La Sala de lo Social de la Audiencia Nacional ha declarado nulo el control diario que encargados o personal de seguridad realizan a las pertenencias personales de los empleados de comercios antes de terminar su turno para comprobar que no se sustrae ningún artículo. El tribunal considera que este registro es una invasión de la intimidad de los trabajadores.
En el marco de una demanda planteada por los sindicatos de H&M, la Sala de lo Social declara nula esta práctica por invasión de la intimidad
La Sala de lo Social de la Audiencia Nacional ha declarado nulo el control diario que encargados o personal de seguridad realizan a las pertenencias personales de los empleados de comercios antes de terminar su turno para comprobar que no se sustrae ningún artículo. El tribunal considera que este registro es una invasión de la intimidad de los trabajadores.

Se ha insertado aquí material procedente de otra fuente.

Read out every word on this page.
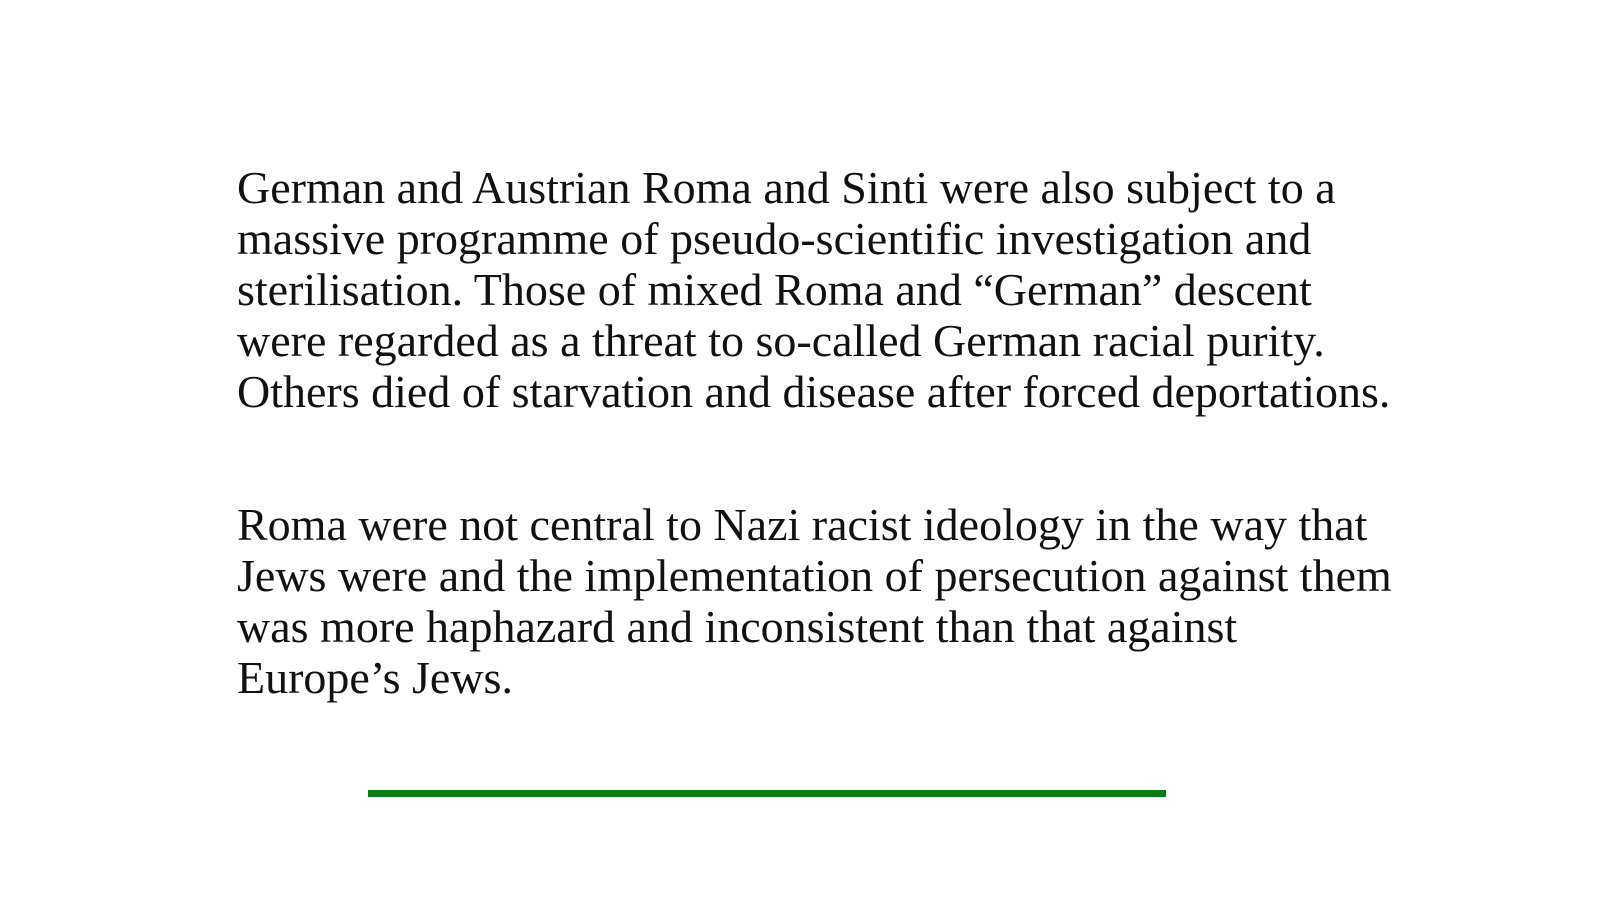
German and Austrian Roma and Sinti were also subject to a
massive programme of pseudo-scientific investigation and
sterilisation. Those of mixed Roma and “German” descent
were regarded as a threat to so-called German racial purity.
Others died of starvation and disease after forced deportations.
Roma were not central to Nazi racist ideology in the way that
Jews were and the implementation of persecution against them
was more haphazard and inconsistent than that against
Europe’s Jews.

En una sentencia que se ha dado a conocer este lunes, la Audiencia Nacional ha resuelto la demanda que los sindicatos UGT y CC OO plantearon contra la mercantil Hennes y Mauritz SL (H&M), por obligar a sus empleados del último turno a someterse al control visual diario de sus bolsos, así como al registro aleatorio y regular de sus taquillas, antes de abandonar el establecimiento. Aunque la resolución resuelve un caso concreto, fuentes jurídicas recuerdan que no es la primera vez que la Audiencia Nacional se pronuncia sobre un asunto como este, por lo que destacan que este fallo sienta un precedente más para todos aquellos comercios que llevan a cabo este tipo de control sin justificación.
La Sala, que obliga a H&M a “cesar de inmediato” esta supervisión, explica que si bien es cierto que el artículo 20.3 del Estatuto de los Trabajadores permite al empresario implementar las medidas de vigilancia y control que estime más oportunas, también lo es que estas deben respetar la dignidad de los empleados.
La firma de moda argumentó que la medida adoptada persigue un fin legítimo como es la existencia de pérdidas producidas, entre otras causas, por los hurtos que realizan empleados. Frente a ello, los magistrados, que han hecho un análisis de si la práctica empresarial es estrictamente imprescindible y no existe otra medida más moderada y equilibrada, consideran que la empresa no puede sostener esta tesis sin acreditar el volumen de pérdidas.
“No ha resultado probado cuál es el montante de las pérdidas producidas por hurtos u otras prácticas de sustracción de productos por parte de los empleados”, destaca la sentencia. De hecho, recalca que la empresa admitió que no es posible determinar la cuantía imputable a las pérdidas por hurto de los empleados, ni a cada una de las cuatro posibles fuentes que las producen (hurto ajeno, hurto interno, fraude de proveedores y errores administrativos).
Además, prosigue el fallo, que H&M no se caracteriza por un índice alto de pérdidas por hurtos u otras prácticas de sustracción de los empleados, debido a que en los tres últimos años (2024 a 2026), el número de extinciones disciplinarias por hurtos u otras prácticas fue de seis trabajadores de un total aproximado de una plantilla de 4.600 trabajadores. Por lo tanto, concluye la Audiencia, “no resulta ajustado a derecho la implementación de esta medida porque no se da una situación fáctica que la justifique, en términos utilizados por la empresa”.
Según los magistrados existen otras medidas de control menos invasivas con las que poder alcanzar el objetivo de evitar los hurtos y con la misma eficacia que la revisión visual, como es la instalación de arcos de seguridad en las puertas de acceso de los empleados, lo que haría innecesario el control de los bolsos.
Por todo ello, concluye que “el control visual del bolso supone sacrificar la intimidad de los trabajadores del último turno al irrogar un perjuicio a los trabajadores que ven restringido de forma injustificada su derecho a la intimidad al aplicarse una medida de control que persigue una finalidad no probada, existiendo, además, otras medidas menos invasivas”.
En cuanto al registro de las taquillas, la Sala entiende que, tal y como está diseñado y aplicado, no responde a un interés o a una necesidad acreditada de protección del patrimonio empresarial o de otros trabajadores. El tribunal asegura que esta medida se configura como un control “preventivo e intimidatorio” para que los empleados no lleven a cabo actuaciones que perjudiquen a la empresa o al resto de trabajadores.